Oh, Just Go For It!
Long time readers know that I’ve been using Linux on my home PC (networked with the Astro-wife’s XP box). I had been rather happy using the Mandriva distribution for a few years.
Mandriva always had a good reputation within the Linux community, and was considered a good choice for those new to Linux. That (well deserved) reputation was mostly due to its marvellous installation package. Installing Linux can be daunting, you see, because of the nearly infinite customization possibilities. There’s a fine balance between the power to build and fine-tune your system from scratch and being overwhelmed and lost in the details. Mandriva found a “sweet-spot” between too-complex and too-powerless when it presented its choices.
Even better, the distribution was very good at having at-the-ready suitable drivers for all the peripheral devices that consumers put into their PCs. When a manufacturer decides that its only going to support Windows, that can be a daunting effort. Finally, like all Linux distributions, Mandriva has a great selection of software available for download.
Mandriva’s biggest downside was that it’s French. I keeed! I kid because I love! But only partially. That means that many of their best servers (but not all, of course) are in Europe and relatively slow.
Mandriva worked very well for me, so like the fool I am, I had to try something different.
Fedora is a long-standing, well regarded (and well used!) distribution that’s supported by Red Hat (trust me, you don’t want a distro that’s not going to be around for a while. Support, especially financial support, is important). It’s considered a bit of a stalking ground for Red-Hat Enterprise Linux, which is most explicitly not free, and very, very well tested. Fedora is therefore thought of as “bleeding edge” and more or less up-to-the-minute. Me likey.
Of course, all that means you’ll be introducing some bugs sometimes, when you use Fedora… which I’ve been doing for six months now. Just recently I’ve upgraded to their newest version, Fedora 11.
Wow! It’s fast. Installation went very smoothly. It was only weeks ago it seems (well, actually it was years ago, but it seems like weeks), that getting wireless to connect to routers was a major, major hassle, more black-art than science in Linux. No more. The full distribution immediately recognized my wireless card (D-Link with an Atheros chip set), chose a suitable driver (Ath5k, but madwifi is available) and connected as soon as I entered the password for my router’s encryption. I might as well have been wired to the ‘net – it was that straightforward.
Printer, CD-RW, SATA-II hard drive, all recognized, all working properly, but those are the easy ones these days. Sound and graphics – that’s harder.
I have seen complaints about Fedora’s inability to recognize certain sound cards.
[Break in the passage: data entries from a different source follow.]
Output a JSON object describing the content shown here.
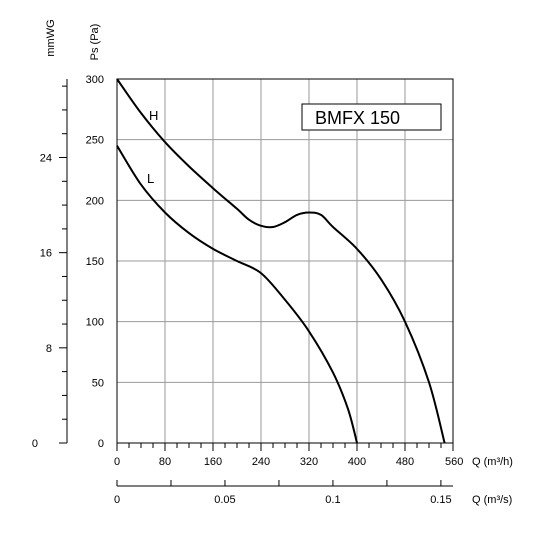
{
  "chart_data": {
    "type": "line",
    "title": "BMFX 150",
    "x_primary": {
      "label": "Q (m³/h)",
      "ticks": [
        "0",
        "80",
        "160",
        "240",
        "320",
        "400",
        "480",
        "560"
      ],
      "range": [
        0,
        560
      ]
    },
    "x_secondary": {
      "label": "Q (m³/s)",
      "ticks": [
        "0",
        "0.05",
        "0.1",
        "0.15"
      ],
      "range": [
        0,
        0.1556
      ]
    },
    "y_primary": {
      "label": "Ps (Pa)",
      "ticks": [
        "0",
        "50",
        "100",
        "150",
        "200",
        "250",
        "300"
      ],
      "range": [
        0,
        300
      ]
    },
    "y_secondary": {
      "label": "mmWG",
      "ticks": [
        "0",
        "8",
        "16",
        "24"
      ],
      "range": [
        0,
        30.6
      ]
    },
    "grid": true,
    "series": [
      {
        "name": "H",
        "points": [
          [
            0,
            300
          ],
          [
            40,
            272
          ],
          [
            80,
            248
          ],
          [
            120,
            228
          ],
          [
            160,
            210
          ],
          [
            200,
            193
          ],
          [
            220,
            184
          ],
          [
            240,
            179
          ],
          [
            260,
            178
          ],
          [
            280,
            182
          ],
          [
            300,
            188
          ],
          [
            320,
            190
          ],
          [
            340,
            188
          ],
          [
            360,
            178
          ],
          [
            400,
            160
          ],
          [
            440,
            135
          ],
          [
            480,
            100
          ],
          [
            520,
            50
          ],
          [
            546,
            0
          ]
        ]
      },
      {
        "name": "L",
        "points": [
          [
            0,
            245
          ],
          [
            40,
            213
          ],
          [
            80,
            190
          ],
          [
            120,
            173
          ],
          [
            160,
            160
          ],
          [
            200,
            150
          ],
          [
            240,
            140
          ],
          [
            280,
            118
          ],
          [
            320,
            92
          ],
          [
            360,
            58
          ],
          [
            385,
            28
          ],
          [
            400,
            0
          ]
        ]
      }
    ]
  }
}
Some of Creative’s models come up frequently in the user’s forums. I haven’t experienced that problem, because I’m not using a separate sound card (I’m using on-board sound). Regardless, it appears that the problems have much more to do with, not with Fedora, but with Pulse-Audio. That’s a package that sits between the applications that play music/sounds (CD players, video and game players, internet radio players…) and the software that controls the hardware. Pulse-Audio is not made by Fedora, and it does works very well. But people are still confused by it, and apparently Pulse-Audio is not 100% bullet proof yet. Again, my on-board sound works fine under Fedora’s selection of software.
Graphics support has been a sore point. Many Linux users are gamers, or would like to be, and require the latest graphics cards be powered by the latest drivers. Unfortunately, none of the manufacturers fully support Linux. They don’t like the idea of free video drivers, even if people pay for the cards. The good news is that for both ATI and Nvidia (the most popular brands) default drivers exist and are getting to be pretty good. The bad news is that the free default drivers do not support 3-D graphics yet (and 3-D graphics are becoming standard quickly). The better news is that Nvidia has provided proprietary, but free of cost, drivers for its cards that work very well in 3-D mode, even for Linux (Yeah!). The worse news is that ATI has not (boo!). The best news is that Intel graphics cards are fully supported in Linux (Yes!).
I’m using an Nvidia 9600 ePCI card, myself, with the proprietary drivers provided by Nvidia, and it works marvellously. It does mean, though, that the driver has to be installed manually, and that can be intimidating to a novice Linux user. The very good news here is that the Fedora users community is one of the best and most knowledgeable around (take that, you Ubuntu users!). It’s easy to find access to great scripts (look up ‘Autoten’ if you’re interested) that do all the work for you. It took me less that an hour to install Fedora 11, restore my browser bookmarks, get online to install the last minute updates and bug-fixes, and run Autoten to install the video, DVD playback, assorted codeces for multimedia, and configure the desktop interface the way I like it. Compare that with the 8 hours I spent installing XP on the Astro-wife’s box two months ago.
After using Fedora for six months I’m more than happy with it. The most recent release, Fedora-11, is very fast booting and has been tremendously stable for me. That’s amazing, considering that some of the software is supposed to be right there at the edge. Fedora uses the Gnome desktop by default, but I prefer KDE myself. KDE 4.x has been controversial, to say the least, but I really like the latest (4.2). It installed flawlessly and has not crashed on me once. Can’t beat that.